Dalam tujuan yang pertama, mengandung pengertian pemberian kesempatan yang sama kepada para peserta pemilihan untuk memenangkan pemilihan, dengan kata lain bahwa semua peserta memiliki peluang yang sama untuk memenangkan program-programnya. Pada posisi calon tunggal, terdapat satu pasangan calon yang menjadi peserta pemilihan kepala daerah yang sudah pasti memiliki kesempatan untuk memenangkan program-progamnya, disisi lain terdapat rakyat (pemilih) yang juga memiliki kesempatan yang sama untuk memenangkan pilihan “ tidak setuju” nya. Apapun hasilnya, dinegara demokrasi pergantian pemimpin ditentukan secara langsung oleh rakyatnya, yaitu melalui pemilihan secara langsung dan diselenggarakan secara periodik.

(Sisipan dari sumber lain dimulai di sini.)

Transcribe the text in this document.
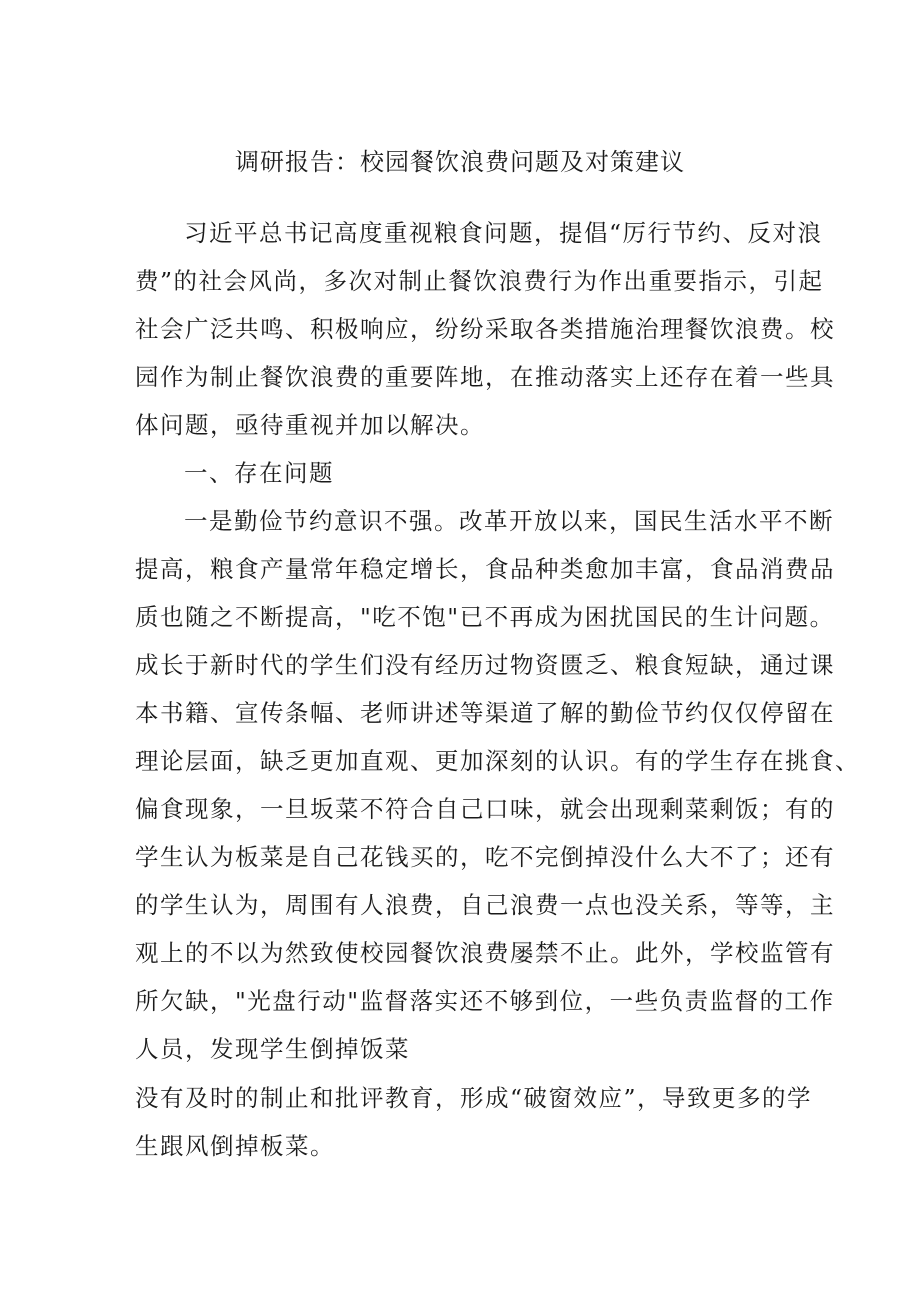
调研报告：校园餐饮浪费问题及对策建议
习近平总书记高度重视粮食问题，提倡“厉行节约、反对浪
费”的社会风尚，多次对制止餐饮浪费行为作出重要指示，引起
社会广泛共鸣、积极响应，纷纷采取各类措施治理餐饮浪费。校
园作为制止餐饮浪费的重要阵地，在推动落实上还存在着一些具
体问题，亟待重视并加以解决。
一、存在问题
一是勤俭节约意识不强。改革开放以来，国民生活水平不断
提高，粮食产量常年稳定增长，食品种类愈加丰富，食品消费品
质也随之不断提高，"吃不饱"已不再成为困扰国民的生计问题。
成长于新时代的学生们没有经历过物资匮乏、粮食短缺，通过课
本书籍、宣传条幅、老师讲述等渠道了解的勤俭节约仅仅停留在
理论层面，缺乏更加直观、更加深刻的认识。有的学生存在挑食、
偏食现象，一旦坂菜不符合自己口味，就会出现剩菜剩饭；有的
学生认为板菜是自己花钱买的，吃不完倒掉没什么大不了；还有
的学生认为，周围有人浪费，自己浪费一点也没关系，等等，主
观上的不以为然致使校园餐饮浪费屡禁不止。此外，学校监管有
所欠缺，"光盘行动"监督落实还不够到位，一些负责监督的工作
人员，发现学生倒掉饭菜
没有及时的制止和批评教育，形成“破窗效应”，导致更多的学
生跟风倒掉板菜。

Dari tujuan kedua dan ketiga, bahwa pemilihan bertujuan untuk melaksanakan kedaulatan rakyat dan melaksanakan hak asasi warga negara. Melalui pemilihan kepala daerah, rakyat memunculkan calon-calonnya dan menyaring calon-calon tersebut berdasarkan nilai yang berlaku. Keikut sertaan rakyat ini dapat dipandang sebagai wujud partisipasi dalam pembentukan pemerintahan. Dalam pemilihan kepala daerah dengan calon tunggal ini, rakyat dapat menentukan sikapnya melalui penentuan pilihannya dengan “ setuju” atas satu pasangan calon yang ada atau “ tidak setuju” dengan pasangan calon yang ada. Pelibatan rakyat (pemilih) seperti ini memiliki nilai demokratis yang lebih tinggi dibandingkan dengan menetapkan calon tunggal sebagai pemenang secara aklamasi.

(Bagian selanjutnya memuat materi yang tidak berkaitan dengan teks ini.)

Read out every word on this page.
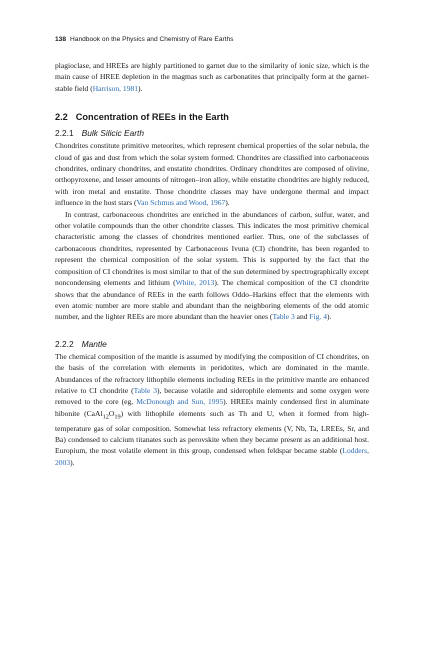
138 Handbook on the Physics and Chemistry of Rare Earths

plagioclase, and HREEs are highly partitioned to garnet due to the similarity of ionic size, which is the main cause of HREE depletion in the magmas such as carbonatites that principally form at the garnet-stable field (Harrison, 1981).

2.2 Concentration of REEs in the Earth
2.2.1 Bulk Silicic Earth

Chondrites constitute primitive meteorites, which represent chemical properties of the solar nebula, the cloud of gas and dust from which the solar system formed. Chondrites are classified into carbonaceous chondrites, ordinary chondrites, and enstatite chondrites. Ordinary chondrites are composed of olivine, orthopyroxene, and lesser amounts of nitrogen–iron alloy, while enstatite chondrites are highly reduced, with iron metal and enstatite. Those chondrite classes may have undergone thermal and impact influence in the host stars (Van Schmus and Wood, 1967).

In contrast, carbonaceous chondrites are enriched in the abundances of carbon, sulfur, water, and other volatile compounds than the other chondrite classes. This indicates the most primitive chemical characteristic among the classes of chondrites mentioned earlier. Thus, one of the subclasses of carbonaceous chondrites, represented by Carbonaceous Ivuna (CI) chondrite, has been regarded to represent the chemical composition of the solar system. This is supported by the fact that the composition of CI chondrites is most similar to that of the sun determined by spectrographically except noncondensing elements and lithium (White, 2013). The chemical composition of the CI chondrite shows that the abundance of REEs in the earth follows Oddo–Harkins effect that the elements with even atomic number are more stable and abundant than the neighboring elements of the odd atomic number, and the lighter REEs are more abundant than the heavier ones (Table 3 and Fig. 4).

2.2.2 Mantle

The chemical composition of the mantle is assumed by modifying the composition of CI chondrites, on the basis of the correlation with elements in peridotites, which are dominated in the mantle. Abundances of the refractory lithophile elements including REEs in the primitive mantle are enhanced relative to CI chondrite (Table 3), because volatile and siderophile elements and some oxygen were removed to the core (eg, McDonough and Sun, 1995). HREEs mainly condensed first in aluminate hibonite $(CaAl_{12}O_{19})$ with lithophile elements such as Th and U, when it formed from high-temperature gas of solar composition. Somewhat less refractory elements (V, Nb, Ta, LREEs, Sr, and Ba) condensed to calcium titanates such as perovskite when they became present as an additional host. Europium, the most volatile element in this group, condensed when feldspar became stable (Lodders, 2003).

“setuju” atau “ tidak setuju” adalah pilihan yang harus diambil oleh pemilih pada saat pelaksanaan pemilihan kepala daerah di Kabupaten Blitar, Timor Tengah Utara dan Tasikmalaya pada hari pencoblosan. Jika pasangan calon tunggal dekat dengan rakyat, dikenal oleh rakyat, dan memiliki visi dan misi yang jelas, akan menjadi perhatian besar rakyat untuk memilih “ setuju”, tetapi sebaliknya, jika calon tidak dikenal, tidak dekat dengan rakyat, tidak memiliki visi dan misi yang jelas, pastinya opsi “ tidak setuju” yang akan dipilih oleh rakyat.
Apakah sudah pasti pasangan calon tunggal akan selalu menjadi pemenang? Ataukah sebaliknya “ tidak setuju” menjadi pilihan favorit rakyat? Itu semua tergantung pada kekuatan program yang ditawarkan oleh calon, dan kekuatan dalam mensosialisasikan visi dan misinya kepada rakyat (pemilih). Kekuasaan yang langgeng adalah kekuasaan rakyat, diatas segalanya adalah kekuasaan Tuhan Yang Maha Esa.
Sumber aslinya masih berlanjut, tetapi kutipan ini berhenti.